System 1 package¶
Submodules¶
yt_audio_collector.system_1.fetch_youtube_data module¶
- class yt_audio_collector.system_1.fetch_youtube_data.FetchValidYouTubeData[source]¶
Bases:
object
yt_audio_collector.system_1.valid_transcript module¶
- yt_audio_collector.system_1.valid_transcript.is_valid_hindi_transcript(transcript: List[dict], video_id: str) bool[source]¶
Checks if the given transcript is valid: 1. The transcript must be in Hindi. 2. Exists for the full video without empty text.
Parameters:¶
- transcript: List[dict]
A list of transcriptions of a video.
- video_id: str
The ID of the video.
Return:¶
- bool
True if the transcript is valid, False otherwise.

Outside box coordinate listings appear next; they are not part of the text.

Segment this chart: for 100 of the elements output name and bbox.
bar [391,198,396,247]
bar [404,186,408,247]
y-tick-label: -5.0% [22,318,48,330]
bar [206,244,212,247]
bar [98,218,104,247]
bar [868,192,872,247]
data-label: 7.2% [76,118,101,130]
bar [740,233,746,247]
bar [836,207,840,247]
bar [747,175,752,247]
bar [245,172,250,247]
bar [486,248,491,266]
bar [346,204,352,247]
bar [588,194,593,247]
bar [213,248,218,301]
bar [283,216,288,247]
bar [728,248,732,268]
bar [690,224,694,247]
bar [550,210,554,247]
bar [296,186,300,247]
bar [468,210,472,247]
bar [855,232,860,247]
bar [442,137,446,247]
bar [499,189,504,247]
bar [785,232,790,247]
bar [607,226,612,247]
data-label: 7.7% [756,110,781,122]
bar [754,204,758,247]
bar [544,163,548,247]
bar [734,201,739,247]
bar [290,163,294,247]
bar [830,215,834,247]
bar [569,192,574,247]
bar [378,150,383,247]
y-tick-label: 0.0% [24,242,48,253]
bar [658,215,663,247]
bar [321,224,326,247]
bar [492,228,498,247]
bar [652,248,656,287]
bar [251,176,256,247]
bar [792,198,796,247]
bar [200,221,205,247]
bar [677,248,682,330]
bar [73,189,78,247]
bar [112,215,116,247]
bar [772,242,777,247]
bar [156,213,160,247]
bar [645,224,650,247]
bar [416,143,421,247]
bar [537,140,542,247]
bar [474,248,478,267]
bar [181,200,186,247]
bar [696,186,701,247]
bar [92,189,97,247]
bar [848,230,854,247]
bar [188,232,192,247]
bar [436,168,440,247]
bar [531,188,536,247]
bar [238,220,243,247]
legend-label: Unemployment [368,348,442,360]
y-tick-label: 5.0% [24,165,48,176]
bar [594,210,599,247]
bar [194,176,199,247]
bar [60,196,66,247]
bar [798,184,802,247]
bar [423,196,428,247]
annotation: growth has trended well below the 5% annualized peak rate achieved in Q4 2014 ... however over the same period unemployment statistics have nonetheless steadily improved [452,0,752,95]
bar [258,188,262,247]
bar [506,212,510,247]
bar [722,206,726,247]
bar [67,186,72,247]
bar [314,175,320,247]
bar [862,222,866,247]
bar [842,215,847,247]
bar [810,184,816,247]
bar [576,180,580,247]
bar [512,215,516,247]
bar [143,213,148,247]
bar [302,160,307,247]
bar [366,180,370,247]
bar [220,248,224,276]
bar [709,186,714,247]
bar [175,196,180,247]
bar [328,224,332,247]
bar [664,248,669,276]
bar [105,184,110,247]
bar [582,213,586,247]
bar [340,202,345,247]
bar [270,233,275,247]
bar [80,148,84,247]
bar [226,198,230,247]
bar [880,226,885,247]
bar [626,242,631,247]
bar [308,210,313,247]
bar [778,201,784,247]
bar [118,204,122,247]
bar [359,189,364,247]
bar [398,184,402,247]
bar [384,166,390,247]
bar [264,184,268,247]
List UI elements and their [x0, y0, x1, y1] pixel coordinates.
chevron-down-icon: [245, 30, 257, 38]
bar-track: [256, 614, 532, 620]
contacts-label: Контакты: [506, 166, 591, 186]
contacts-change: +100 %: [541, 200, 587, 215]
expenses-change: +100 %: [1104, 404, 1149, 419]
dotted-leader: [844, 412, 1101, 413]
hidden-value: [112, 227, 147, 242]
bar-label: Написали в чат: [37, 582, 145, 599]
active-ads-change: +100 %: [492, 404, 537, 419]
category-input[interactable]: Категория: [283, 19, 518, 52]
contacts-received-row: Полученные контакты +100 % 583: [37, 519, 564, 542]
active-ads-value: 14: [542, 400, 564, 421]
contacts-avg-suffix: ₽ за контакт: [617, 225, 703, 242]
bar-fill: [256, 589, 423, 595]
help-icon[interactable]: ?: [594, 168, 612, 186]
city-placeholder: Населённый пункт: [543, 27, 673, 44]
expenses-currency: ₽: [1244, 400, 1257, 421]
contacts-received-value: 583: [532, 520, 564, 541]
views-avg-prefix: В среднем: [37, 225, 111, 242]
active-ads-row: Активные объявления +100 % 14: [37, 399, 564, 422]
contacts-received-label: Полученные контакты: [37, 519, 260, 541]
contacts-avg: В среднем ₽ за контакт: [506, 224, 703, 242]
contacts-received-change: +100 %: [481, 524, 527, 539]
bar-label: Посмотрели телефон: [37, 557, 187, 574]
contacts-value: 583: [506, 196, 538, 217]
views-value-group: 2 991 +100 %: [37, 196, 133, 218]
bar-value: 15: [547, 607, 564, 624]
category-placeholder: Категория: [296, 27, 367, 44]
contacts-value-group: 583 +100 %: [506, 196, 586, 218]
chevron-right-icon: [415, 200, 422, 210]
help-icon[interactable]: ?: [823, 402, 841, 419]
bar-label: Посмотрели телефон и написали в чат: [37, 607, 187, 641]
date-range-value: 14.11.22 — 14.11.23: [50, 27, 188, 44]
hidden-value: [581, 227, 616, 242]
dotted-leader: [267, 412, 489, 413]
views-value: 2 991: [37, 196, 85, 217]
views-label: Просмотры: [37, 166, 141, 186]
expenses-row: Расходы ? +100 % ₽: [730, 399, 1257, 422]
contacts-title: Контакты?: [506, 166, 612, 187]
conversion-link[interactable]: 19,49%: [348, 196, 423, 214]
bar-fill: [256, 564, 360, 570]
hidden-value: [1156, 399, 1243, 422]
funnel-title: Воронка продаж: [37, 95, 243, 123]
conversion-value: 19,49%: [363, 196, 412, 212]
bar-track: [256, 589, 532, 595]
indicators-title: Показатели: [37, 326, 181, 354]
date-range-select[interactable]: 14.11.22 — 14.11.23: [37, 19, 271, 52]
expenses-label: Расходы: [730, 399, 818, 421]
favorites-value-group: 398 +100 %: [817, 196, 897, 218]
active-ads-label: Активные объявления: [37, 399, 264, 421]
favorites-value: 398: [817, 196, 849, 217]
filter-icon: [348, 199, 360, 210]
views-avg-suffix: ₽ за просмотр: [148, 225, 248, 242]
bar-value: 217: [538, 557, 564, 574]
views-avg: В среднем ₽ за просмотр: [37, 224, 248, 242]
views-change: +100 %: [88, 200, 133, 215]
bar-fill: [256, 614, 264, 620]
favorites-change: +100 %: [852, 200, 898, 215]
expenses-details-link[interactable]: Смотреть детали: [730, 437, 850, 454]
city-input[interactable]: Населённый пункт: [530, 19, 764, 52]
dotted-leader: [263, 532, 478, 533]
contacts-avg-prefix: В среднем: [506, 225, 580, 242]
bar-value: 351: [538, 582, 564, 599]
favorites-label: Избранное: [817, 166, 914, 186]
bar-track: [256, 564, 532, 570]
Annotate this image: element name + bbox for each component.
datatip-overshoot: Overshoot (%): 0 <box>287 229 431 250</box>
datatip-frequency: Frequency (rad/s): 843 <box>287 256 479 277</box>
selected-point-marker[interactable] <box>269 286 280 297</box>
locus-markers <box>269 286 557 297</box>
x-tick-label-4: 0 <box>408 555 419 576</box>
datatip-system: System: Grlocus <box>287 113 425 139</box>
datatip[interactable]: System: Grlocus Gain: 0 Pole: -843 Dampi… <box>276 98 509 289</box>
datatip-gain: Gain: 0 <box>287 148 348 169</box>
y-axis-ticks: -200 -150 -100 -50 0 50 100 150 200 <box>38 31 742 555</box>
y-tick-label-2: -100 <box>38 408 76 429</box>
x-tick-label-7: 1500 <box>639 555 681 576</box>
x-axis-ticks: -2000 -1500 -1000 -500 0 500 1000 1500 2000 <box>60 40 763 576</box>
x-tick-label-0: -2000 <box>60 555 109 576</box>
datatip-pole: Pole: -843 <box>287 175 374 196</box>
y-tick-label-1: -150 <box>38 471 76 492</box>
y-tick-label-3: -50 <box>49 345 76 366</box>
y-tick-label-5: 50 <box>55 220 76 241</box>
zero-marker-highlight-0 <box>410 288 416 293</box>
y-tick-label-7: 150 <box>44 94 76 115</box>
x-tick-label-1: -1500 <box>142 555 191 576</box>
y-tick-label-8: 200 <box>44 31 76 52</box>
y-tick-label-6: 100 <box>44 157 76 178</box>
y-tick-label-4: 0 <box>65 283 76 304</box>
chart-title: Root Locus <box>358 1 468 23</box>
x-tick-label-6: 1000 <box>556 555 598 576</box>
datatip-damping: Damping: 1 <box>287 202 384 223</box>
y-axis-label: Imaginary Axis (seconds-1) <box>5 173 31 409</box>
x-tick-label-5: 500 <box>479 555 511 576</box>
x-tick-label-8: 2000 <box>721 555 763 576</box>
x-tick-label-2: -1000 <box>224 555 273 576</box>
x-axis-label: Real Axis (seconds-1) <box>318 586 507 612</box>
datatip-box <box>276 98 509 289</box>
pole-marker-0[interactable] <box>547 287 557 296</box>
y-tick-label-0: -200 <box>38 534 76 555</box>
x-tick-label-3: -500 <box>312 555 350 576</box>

yt_audio_collector.system_1.video_to_audio module¶
This module contains functions to convert YouTube videos to audio files, detect the language of the audio, store the audio files, and check if the audio is in Hindi language.
- yt_audio_collector.system_1.video_to_audio.convert_video_to_audio(video_id: str) Path[source]¶
Converts a video to an audio file.
Parameters:¶
- video_id: str
The id of the video.
Return:¶
- Path
The path of the converted audio file.
- yt_audio_collector.system_1.video_to_audio.duration_of_video(video_id: str) int[source]¶
Gets the duration of the video in seconds using the pytube library.
Parameters:¶
- video_id: str
The id of the video.
Return:¶
- int
The duration of the video in seconds.
- yt_audio_collector.system_1.video_to_audio.get_audio_language(audio_path: str) str[source]¶
Detects the language of an audio using the whisper model.
Parameters:¶
- audio_path: str
The path of the audio file.
Return:¶
- str
The language of the given audio.
- yt_audio_collector.system_1.video_to_audio.has_hindi_audio(video_id: str, query: str) bool[source]¶
Converts the video to an audio file, determines its audio language, stores the audio file if it’s in Hindi language, and returns True. Otherwise, removes the audio file and returns False.
Parameters:¶
- video_id: str
The id of the video.
- query: str
Represents the data you need.
Return:¶
- bool
True if the audio language is Hindi, and False otherwise.